Even with a new president sworn in at the U.S. Capitol yesterday, for despots around the world, the events there on Jan. 6 must feel like an unexpected gift. The rhetoric of leaders like Zimbabwe’s President Emerson Mnangagwa demonstrates that dictators will use the riot at the seat of democracy to justify their own anti-democratic actions. America’s insurrection marked a setback for millions of people around the world who have been yearning and pushing for more democratic societies, where their voices – and their lives — actually matter.
While Americans have noted that the deadly riot at the Capitol undermines the country’s ability to be a democratic light for the rest of the world, this is not just a rhetorical exercise. Zimbabweans like myself have suffered under the crushing weight of decades of unrestrained plunder, terror, and murder at the hands of our own government. In the wake of Jan. 6, we were forced to listen and watch Mnangagwa and his henchmen make false comparisons to the United States. It is overwhelming, and presents existential challenges to our own efforts to create a more democratic Zimbabwe.
Zimbabwean people, like those of many oppressed nations of the world thirsting for democracy, have always looked to the United States as the moral leader of the world. Despite its flaws, we see the United States, and its diversity, its welcoming of immigrants, its free society, as the ultimate symbol and promise of what a truly free people can achieve. The Capitol riot was a blow to those around the world who have historically drawn encouragement and hope from the U.S electoral system.
Part of the problem is that Donald Trump’s refusal to accept defeat is familiar to us. His efforts to undermine the legitimacy of the election and encourage his mob to invade the Capitol was no different from the behavior that we have seen from Zimbabwean leaders since our independence: they undermine democracy and do everything they can to stay into power.
In 2018, Mnangagwa used government institutions like the electoral commission, the army, and the courts, to ensure that the election went in his favor, winning by markedly suspicious margins over opposition leader Nelson Chamisa. Unsurprisingly, when the U.S. Capitol descended into chaos, the ruling party compared Chamisa to Donald Trump because they both refused to accept election defeat. The comparison could not be further from the truth: Chamisa himself was beaten and tortured in his own quest for the presidency. But the fact that Trump has become a metaphorical punching bag is harmful for our own push for democracy.
Mnangagwa was able to hide his electoral corruption because his party controls the election commission, the army, the courts and the media. He once publicly boasted at a political rally that, ” We must be respected. We are the people. We are the majority. We are the government. We are the army. We are the air force. We are the police. We are everything you can think of.” Trump wishes he could say the same.
The events of Jan. 6 in Washington make it more difficult for us to hold our own government to account for their undemocratic behavior. Zimbaweans knew that their leaders would use Trump’s reign of derangement to justify its continued persecution of its own citizens. True to form, within hours, our fears were validated when an unashamed Mnangagwa tweeted ”Yesterday’s events showed that the U.S has no moral right to punish another nation under the guise of upholding democracy.”

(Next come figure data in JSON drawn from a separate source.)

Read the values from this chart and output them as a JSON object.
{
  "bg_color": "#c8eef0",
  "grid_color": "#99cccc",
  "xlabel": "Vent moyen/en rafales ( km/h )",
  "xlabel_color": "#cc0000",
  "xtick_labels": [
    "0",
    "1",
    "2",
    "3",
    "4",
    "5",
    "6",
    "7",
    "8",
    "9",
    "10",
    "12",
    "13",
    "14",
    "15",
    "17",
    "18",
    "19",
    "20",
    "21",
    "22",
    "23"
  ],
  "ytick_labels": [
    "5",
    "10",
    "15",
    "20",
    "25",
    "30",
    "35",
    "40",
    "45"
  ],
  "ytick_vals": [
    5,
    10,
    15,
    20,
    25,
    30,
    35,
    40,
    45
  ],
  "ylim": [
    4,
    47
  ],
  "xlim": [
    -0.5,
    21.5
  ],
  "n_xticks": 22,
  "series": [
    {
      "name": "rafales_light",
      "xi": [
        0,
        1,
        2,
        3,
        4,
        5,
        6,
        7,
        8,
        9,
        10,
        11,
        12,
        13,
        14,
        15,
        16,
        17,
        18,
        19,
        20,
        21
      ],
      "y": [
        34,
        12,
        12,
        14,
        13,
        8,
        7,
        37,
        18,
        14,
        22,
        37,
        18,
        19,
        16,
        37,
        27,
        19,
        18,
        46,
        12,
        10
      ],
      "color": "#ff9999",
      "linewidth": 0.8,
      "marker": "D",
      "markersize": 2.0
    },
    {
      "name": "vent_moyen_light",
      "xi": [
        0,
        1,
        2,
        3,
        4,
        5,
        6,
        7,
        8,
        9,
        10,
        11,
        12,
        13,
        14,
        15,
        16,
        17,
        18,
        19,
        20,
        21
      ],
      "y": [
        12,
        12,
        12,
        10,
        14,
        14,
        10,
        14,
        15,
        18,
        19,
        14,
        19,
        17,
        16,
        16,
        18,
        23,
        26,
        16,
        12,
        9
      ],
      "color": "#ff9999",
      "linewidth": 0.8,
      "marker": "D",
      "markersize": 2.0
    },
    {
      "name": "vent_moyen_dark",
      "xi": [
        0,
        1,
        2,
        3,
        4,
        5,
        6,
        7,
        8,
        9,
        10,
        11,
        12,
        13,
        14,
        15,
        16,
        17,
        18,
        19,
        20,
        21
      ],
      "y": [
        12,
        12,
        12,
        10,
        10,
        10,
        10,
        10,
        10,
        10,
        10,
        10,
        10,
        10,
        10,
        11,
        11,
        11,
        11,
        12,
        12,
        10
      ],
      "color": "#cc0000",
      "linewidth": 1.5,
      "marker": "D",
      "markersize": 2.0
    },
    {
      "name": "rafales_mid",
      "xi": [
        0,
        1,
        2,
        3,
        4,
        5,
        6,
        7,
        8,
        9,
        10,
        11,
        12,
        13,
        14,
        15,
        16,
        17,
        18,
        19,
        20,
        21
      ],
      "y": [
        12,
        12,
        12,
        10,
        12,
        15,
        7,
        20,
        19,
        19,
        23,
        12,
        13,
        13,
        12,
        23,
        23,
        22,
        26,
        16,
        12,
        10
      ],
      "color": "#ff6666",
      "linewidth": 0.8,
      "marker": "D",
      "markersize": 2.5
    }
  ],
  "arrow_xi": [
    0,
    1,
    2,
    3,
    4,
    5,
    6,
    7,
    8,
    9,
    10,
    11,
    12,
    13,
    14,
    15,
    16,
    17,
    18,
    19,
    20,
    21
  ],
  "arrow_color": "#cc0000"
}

Not to be outdone, Foreign Affairs Minister Sibusiso Moyo noted that, “For a nation which prides itself on the democratic example it sets for others, and which judges and often punishes others for failing to meet its lofty standards of moral rectitude and governance, the events of Jan. 6…(show) that America itself is failing to meet the very benchmark standards it demands of others.”
The people of Zimbabwe, like the rest of the world, have been able to separate a rogue U.S president in Trump from the nation itself. We realize that his views are not necessarily the views of the American people.
But the U.S insurrection was a present to the authoritarian regime in Zimbabwe. It was a setback for all Zimbabweans who desire a more democratic future. We all hope that President Joe Biden will lead a more democratic United States, one that we can point to as an example we should follow, not one with a record that our dictatorial leaders can twist for their own ends.